February 5, 2020
An end-to-end general framework for automatic diagnosis of manufacturing systems
The manufacturing sector is envisioned to soon be heavily influenced by artificial intelligence-based technologies with the extraordinary increases in computational power and data volumes. Data-driven methods use sensor data, such as vibration, pressure, temperature, and energy data to extract useful features for diagnosis and prediction. A central challenge in the manufacturing sector lies in the requirement of a general framework to ensure satisfied diagnosis and monitoring performances in different manufacturing applications.

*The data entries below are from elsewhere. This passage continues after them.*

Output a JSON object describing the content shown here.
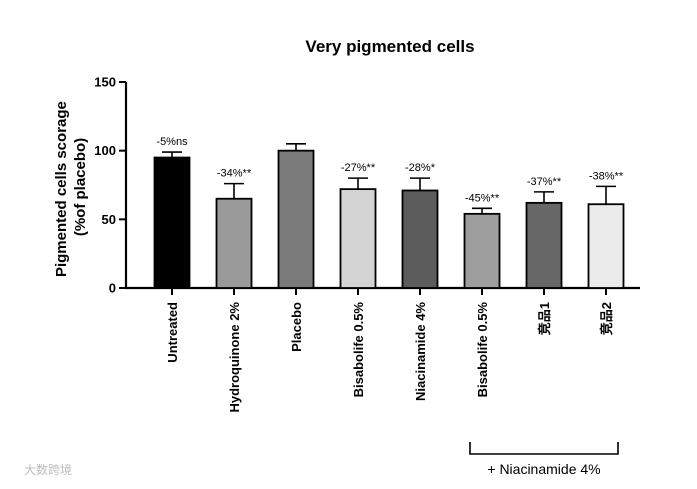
{
  "chart_data": {
    "type": "bar",
    "title": "Very pigmented cells",
    "ylabel": "Pigmented cells scorage (%of placebo)",
    "ylabel_lines": [
      "Pigmented cells scorage",
      "(%of placebo)"
    ],
    "xlabel": "",
    "ylim": [
      0,
      150
    ],
    "yticks": [
      0,
      50,
      100,
      150
    ],
    "grid": false,
    "legend": "none",
    "categories": [
      "Untreated",
      "Hydroquinone 2%",
      "Placebo",
      "Bisabolife 0.5%",
      "Niacinamide 4%",
      "Bisabolife 0.5%",
      "竞品1",
      "竞品2"
    ],
    "values": [
      95,
      65,
      100,
      72,
      71,
      54,
      62,
      61
    ],
    "errors": [
      4,
      11,
      5,
      8,
      9,
      4,
      8,
      13
    ],
    "annotations": [
      "-5%ns",
      "-34%**",
      "",
      "-27%**",
      "-28%*",
      "-45%**",
      "-37%**",
      "-38%**"
    ],
    "colors": [
      "#000000",
      "#9a9a9a",
      "#7a7a7a",
      "#d4d4d4",
      "#5c5c5c",
      "#9e9e9e",
      "#676767",
      "#ebebeb"
    ],
    "group_bracket": {
      "label": "+ Niacinamide 4%",
      "from_index": 5,
      "to_index": 7
    }
  },
  "watermark": "大数跨境"
}
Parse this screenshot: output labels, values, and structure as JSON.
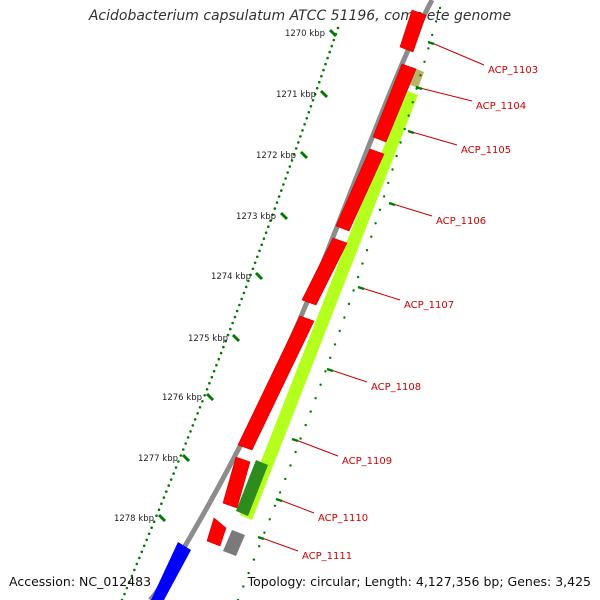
{
  "title": "Acidobacterium capsulatum ATCC 51196, complete genome",
  "footer": {
    "accession": "Accession: NC_012483",
    "summary": "Topology: circular; Length: 4,127,356 bp; Genes: 3,425"
  },
  "ticks": [
    "1270 kbp",
    "1271 kbp",
    "1272 kbp",
    "1273 kbp",
    "1274 kbp",
    "1275 kbp",
    "1276 kbp",
    "1277 kbp",
    "1278 kbp"
  ],
  "genes": [
    "ACP_1103",
    "ACP_1104",
    "ACP_1105",
    "ACP_1106",
    "ACP_1107",
    "ACP_1108",
    "ACP_1109",
    "ACP_1110",
    "ACP_1111"
  ],
  "colors": {
    "backbone": "#8c8c8c",
    "cds": "#ff0000",
    "label": "#cc0000",
    "tick": "#007a00",
    "feature_green": "#b5ff1e",
    "feature_darkgreen": "#2e8b1e",
    "feature_gray": "#7a7a7a",
    "feature_blue": "#0000ff"
  }
}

In a new research article published in the Beijing-based National Science Review, Prof. Ye Yuan from the School of Artificial Intelligence and Automation and Prof. Han Ding from the State Key Laboratory of Digital Manufacturing Equipment and Technology, Huazhong University of Science and Technology, jointly proposed an end-to-end diagnostic framework that can be used in diverse manufacturing systems. This framework exploits the predictive power of convolutional neural networks to automatically extract hidden degradation features from noisy time-course data. The proposed framework has been tested on ten representative data sets drawn from a wide variety of manufacturing applications. Results reveal that the framework performs well in examined benchmark applications and can be applied in diverse contexts, indicating its potential use as a critical corner stone in smart manufacturing.
Considering that the potential time dependency existing among the reconstructed samples, this paper uses three standard cross-validation methods (random subsets, contiguous block, and independent sequence) to evaluate the performance of the framework. This paper also interprets how the CNN model learns from temporal manufacturing data and the robustness of the proposed framework is also discussed.